Great reads: Thinking, Fast and Slow

“The tendency to see patterns in randomness is overwhelming…”

Daniel Kahneman’s Thinking, Fast and Slow made many “best of 2011” lists this year, and deservedly so. Plenty of books on the system­atic faults of the human mind have made the rounds, from Ariely’sPredictably Irrational and its followup to Nassim Taleb’s Fooled by Randomness and The Black Swan.

Fooled by Randomness was a great book marred by the pompous­ness of its author. In fewer words (and with much less ego), Kahneman covers similar terri­tory in more depth and backed by better research:

How many good years should you wait before concluding that an invest­ment adviser is unusu­ally skilled? How many successful acqui­si­tions should be needed for a board of direc­tors to belive that the CEO has extra­or­di­nary flair for such deals? The simple answer to these questions is that if you follow your intuition, you will more often than not err by misclas­si­fying a random event as system­atic. We are far too willing to reject the belief that much of what we see in life is random.

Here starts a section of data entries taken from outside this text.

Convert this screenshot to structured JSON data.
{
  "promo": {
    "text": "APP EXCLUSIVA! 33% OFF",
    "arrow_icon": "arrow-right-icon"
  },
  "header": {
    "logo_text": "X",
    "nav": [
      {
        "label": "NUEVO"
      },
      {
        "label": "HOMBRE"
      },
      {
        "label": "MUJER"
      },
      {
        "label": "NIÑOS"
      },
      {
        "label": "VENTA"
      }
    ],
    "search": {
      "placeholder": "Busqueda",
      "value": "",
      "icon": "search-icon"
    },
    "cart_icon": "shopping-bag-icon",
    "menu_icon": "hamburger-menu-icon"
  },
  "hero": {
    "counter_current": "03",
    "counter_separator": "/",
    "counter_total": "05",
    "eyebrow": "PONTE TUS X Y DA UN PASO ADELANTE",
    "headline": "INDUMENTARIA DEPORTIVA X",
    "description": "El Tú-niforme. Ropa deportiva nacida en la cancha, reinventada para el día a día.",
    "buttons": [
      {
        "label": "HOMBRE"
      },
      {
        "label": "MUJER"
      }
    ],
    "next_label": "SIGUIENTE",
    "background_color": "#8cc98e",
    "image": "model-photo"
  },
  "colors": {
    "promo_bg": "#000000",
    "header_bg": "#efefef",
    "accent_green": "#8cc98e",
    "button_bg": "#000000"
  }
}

I will do my best to remember the above quote whenever I jump to conclu­sions about a startup, an entre­pre­neur, even an A/B test.

There’s too much in the book that’s applicable to anyone starting a business, or inter­preting analytics from your website, or trying to make rational decisions. Instead of quoting from every chapter, why not just check it out for yourself? (No affil­iate link, I promise.)